Comme l’explique l’auteur
dans une très intéressante postface, c’est une histoire vraie survenue dans le
Massachusetts au temps où elle y
résidait qui a au départ inspiré Joyce Maynard. Celle d’un homme, sans histoire,
retrouvé mort chez lui avec toutes les apparences d’un cambriolage ayant mal
tourné. Jusqu’à ce que, divers indices et rumeurs à l’appui, on finisse par
soupçonner et confondre l’épouse qui avait joué la parfaite femme éplorée et
son jeune amant mineur. Loin de vouloir se lancer dans une version romancée de
cette histoire qui avait fait la une de l’actualité locale et nationale pendant
de longues semaines et valu aux inculpés de figurer dans le premier procès
criminel jamais filmé par la télévision, Joyce Maynard explique avoir voulu
s’intéresser aux et explorer les mécanismes qui ont pu conduire les différents
protagonistes à agir comme ils l’ont fait.
A cela, trois raisons
expliquant pratiquement tous les crimes : l’ambition, l’argent et le sexe.
Pour Suzanne, l’épouse,
ce sera l’ambition démesurée. Celle de vouloir à tout prix devenir une
présentatrice vedette de la télévision. Une ambition qui depuis sa plus tendre
enfance l’a amenée à tout écraser sur son passage : son père qu’elle
manipule comme un pantin, sa sœur aînée qu’elle a marginalisée, ses camarades
de classe dont elle a fait ses esclaves et les hommes, en général, dont elle
obtient tout ce qu’elle veut usant de son charme ou de son corps pour parvenir
sans vergogne à ses fins.
Pour son jeune amant,
c’est le sexe qui sera le moteur. Celui offert par une femme plus âgé que lui,
expérimentée et délicieusement perverse, prête à le déniaiser et à lui faire
découvrir l’infinie possibilité qu’offrent les jeux érotiques et dangereux.
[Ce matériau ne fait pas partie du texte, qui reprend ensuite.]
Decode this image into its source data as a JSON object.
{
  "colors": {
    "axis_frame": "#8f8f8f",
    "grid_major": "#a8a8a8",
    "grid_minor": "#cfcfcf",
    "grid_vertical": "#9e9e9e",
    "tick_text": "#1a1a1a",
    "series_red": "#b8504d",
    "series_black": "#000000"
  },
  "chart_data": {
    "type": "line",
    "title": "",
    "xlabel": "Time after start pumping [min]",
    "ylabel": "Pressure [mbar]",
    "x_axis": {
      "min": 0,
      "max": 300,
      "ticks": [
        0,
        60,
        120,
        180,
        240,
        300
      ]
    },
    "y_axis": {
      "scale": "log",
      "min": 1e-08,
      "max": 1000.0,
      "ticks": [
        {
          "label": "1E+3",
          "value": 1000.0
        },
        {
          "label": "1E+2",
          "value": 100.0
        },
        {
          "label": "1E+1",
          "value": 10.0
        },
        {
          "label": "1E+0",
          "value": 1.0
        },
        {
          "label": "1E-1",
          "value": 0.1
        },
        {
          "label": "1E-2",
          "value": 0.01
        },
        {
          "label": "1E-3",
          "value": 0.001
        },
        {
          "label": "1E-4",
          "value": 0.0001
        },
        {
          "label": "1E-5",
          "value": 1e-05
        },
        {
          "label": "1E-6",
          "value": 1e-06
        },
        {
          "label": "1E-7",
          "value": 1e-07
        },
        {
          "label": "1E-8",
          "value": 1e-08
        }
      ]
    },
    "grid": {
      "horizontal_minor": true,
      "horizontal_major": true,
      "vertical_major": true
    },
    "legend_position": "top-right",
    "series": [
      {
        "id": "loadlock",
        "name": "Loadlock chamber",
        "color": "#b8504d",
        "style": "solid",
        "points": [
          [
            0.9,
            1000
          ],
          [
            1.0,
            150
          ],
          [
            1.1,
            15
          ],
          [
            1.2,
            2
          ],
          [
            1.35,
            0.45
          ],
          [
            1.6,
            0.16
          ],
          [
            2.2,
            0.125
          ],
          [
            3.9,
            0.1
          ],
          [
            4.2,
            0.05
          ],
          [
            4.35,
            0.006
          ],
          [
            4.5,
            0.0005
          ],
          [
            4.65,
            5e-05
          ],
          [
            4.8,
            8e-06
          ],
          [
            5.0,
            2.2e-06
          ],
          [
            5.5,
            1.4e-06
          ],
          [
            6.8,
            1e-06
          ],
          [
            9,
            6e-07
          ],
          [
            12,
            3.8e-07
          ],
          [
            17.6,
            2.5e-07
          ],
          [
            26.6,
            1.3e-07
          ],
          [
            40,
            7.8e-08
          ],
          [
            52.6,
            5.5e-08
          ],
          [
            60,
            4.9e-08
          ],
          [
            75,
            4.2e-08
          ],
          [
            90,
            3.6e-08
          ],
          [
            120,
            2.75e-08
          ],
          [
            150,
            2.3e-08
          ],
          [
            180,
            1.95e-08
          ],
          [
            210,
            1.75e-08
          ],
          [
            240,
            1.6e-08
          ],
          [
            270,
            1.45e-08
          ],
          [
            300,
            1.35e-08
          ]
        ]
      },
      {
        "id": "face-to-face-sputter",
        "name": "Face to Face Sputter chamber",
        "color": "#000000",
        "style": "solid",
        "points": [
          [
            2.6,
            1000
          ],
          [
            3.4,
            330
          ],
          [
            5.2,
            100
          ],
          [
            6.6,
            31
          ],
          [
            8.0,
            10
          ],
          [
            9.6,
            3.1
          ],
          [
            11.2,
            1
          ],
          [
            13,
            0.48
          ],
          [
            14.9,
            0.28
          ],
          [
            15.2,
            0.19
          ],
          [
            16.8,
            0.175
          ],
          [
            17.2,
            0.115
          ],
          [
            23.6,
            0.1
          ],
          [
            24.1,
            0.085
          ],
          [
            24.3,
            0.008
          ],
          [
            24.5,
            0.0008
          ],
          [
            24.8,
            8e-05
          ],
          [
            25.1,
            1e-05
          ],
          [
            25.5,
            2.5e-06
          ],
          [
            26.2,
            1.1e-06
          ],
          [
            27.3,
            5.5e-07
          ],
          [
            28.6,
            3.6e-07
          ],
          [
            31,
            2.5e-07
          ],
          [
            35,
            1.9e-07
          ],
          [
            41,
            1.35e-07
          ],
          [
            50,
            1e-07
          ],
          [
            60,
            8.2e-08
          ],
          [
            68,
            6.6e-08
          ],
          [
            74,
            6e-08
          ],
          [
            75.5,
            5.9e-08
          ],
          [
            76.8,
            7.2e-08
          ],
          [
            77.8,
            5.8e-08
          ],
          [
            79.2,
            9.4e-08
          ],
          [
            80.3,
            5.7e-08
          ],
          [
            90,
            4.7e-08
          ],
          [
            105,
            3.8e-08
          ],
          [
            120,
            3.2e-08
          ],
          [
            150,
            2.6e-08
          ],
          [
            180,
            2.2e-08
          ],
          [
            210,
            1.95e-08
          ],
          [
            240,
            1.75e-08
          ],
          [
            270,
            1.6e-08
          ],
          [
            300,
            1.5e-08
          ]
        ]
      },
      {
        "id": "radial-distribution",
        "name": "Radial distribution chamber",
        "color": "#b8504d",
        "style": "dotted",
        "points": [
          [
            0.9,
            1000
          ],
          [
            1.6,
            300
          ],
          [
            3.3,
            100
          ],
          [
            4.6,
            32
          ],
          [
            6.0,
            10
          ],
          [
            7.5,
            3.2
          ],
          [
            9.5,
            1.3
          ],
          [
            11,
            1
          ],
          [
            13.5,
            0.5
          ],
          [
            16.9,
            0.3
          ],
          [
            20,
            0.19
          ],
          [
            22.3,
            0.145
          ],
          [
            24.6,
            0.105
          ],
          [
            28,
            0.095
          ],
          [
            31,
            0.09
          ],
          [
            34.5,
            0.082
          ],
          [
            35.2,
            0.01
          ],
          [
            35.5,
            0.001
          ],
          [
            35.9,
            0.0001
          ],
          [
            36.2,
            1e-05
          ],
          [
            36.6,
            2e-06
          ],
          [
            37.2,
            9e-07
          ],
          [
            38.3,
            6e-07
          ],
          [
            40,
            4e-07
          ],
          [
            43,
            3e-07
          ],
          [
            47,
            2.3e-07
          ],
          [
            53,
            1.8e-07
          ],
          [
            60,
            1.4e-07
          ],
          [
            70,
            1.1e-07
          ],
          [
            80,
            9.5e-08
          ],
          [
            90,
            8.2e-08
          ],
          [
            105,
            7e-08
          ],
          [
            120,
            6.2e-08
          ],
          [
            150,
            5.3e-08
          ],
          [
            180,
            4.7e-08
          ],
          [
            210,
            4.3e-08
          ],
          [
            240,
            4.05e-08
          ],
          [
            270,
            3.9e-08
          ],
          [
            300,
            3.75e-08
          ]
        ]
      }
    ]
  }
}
C’est la promesse d’un futur jusque-là inimaginable qui poussera un adolescent
aussi bête que naïf à se laisser piéger par une tigresse qui n’hésitera pas à
en faire le coupable idéal le moment venu.
Pour le comparse de ce
dernier, c’est l’argent, toujours manquant, qui sera le facteur motivant. Celui
promis pour liquider le mari gênant à une petite frappe dégénérée et issue d’un
milieu familial totalement dysfonctionnel.
Comme nous connaissons
dès le début le dénouement, ce n’est pas à celui-ci que nous nous intéresserons
vraiment mais à la façon dont les pièces d’un gigantesque puzzle vont finir par
s’agencer. Chaque protagoniste de l’affaire, de près ou de loin, s’exprime à
tour de rôle donnant sa version des faits, son sentiment sur ce qu’il vit ou
perçoit. D’où un récit très fluide, très vivant qui met en évidence les
terribles contradictions et les recoupements des témoins ou protagonistes
interrogés par la police. Peu à peu se dessine le tableau d’une femme prête à
tout pour servir son ambition et ses dessins personnels. Une femme odieuse,
manipulatrice et perverse à un point à peine imaginable.
Un scénario parfait dont
s’est emparé Gus van Sant pour en faire un film en 1995.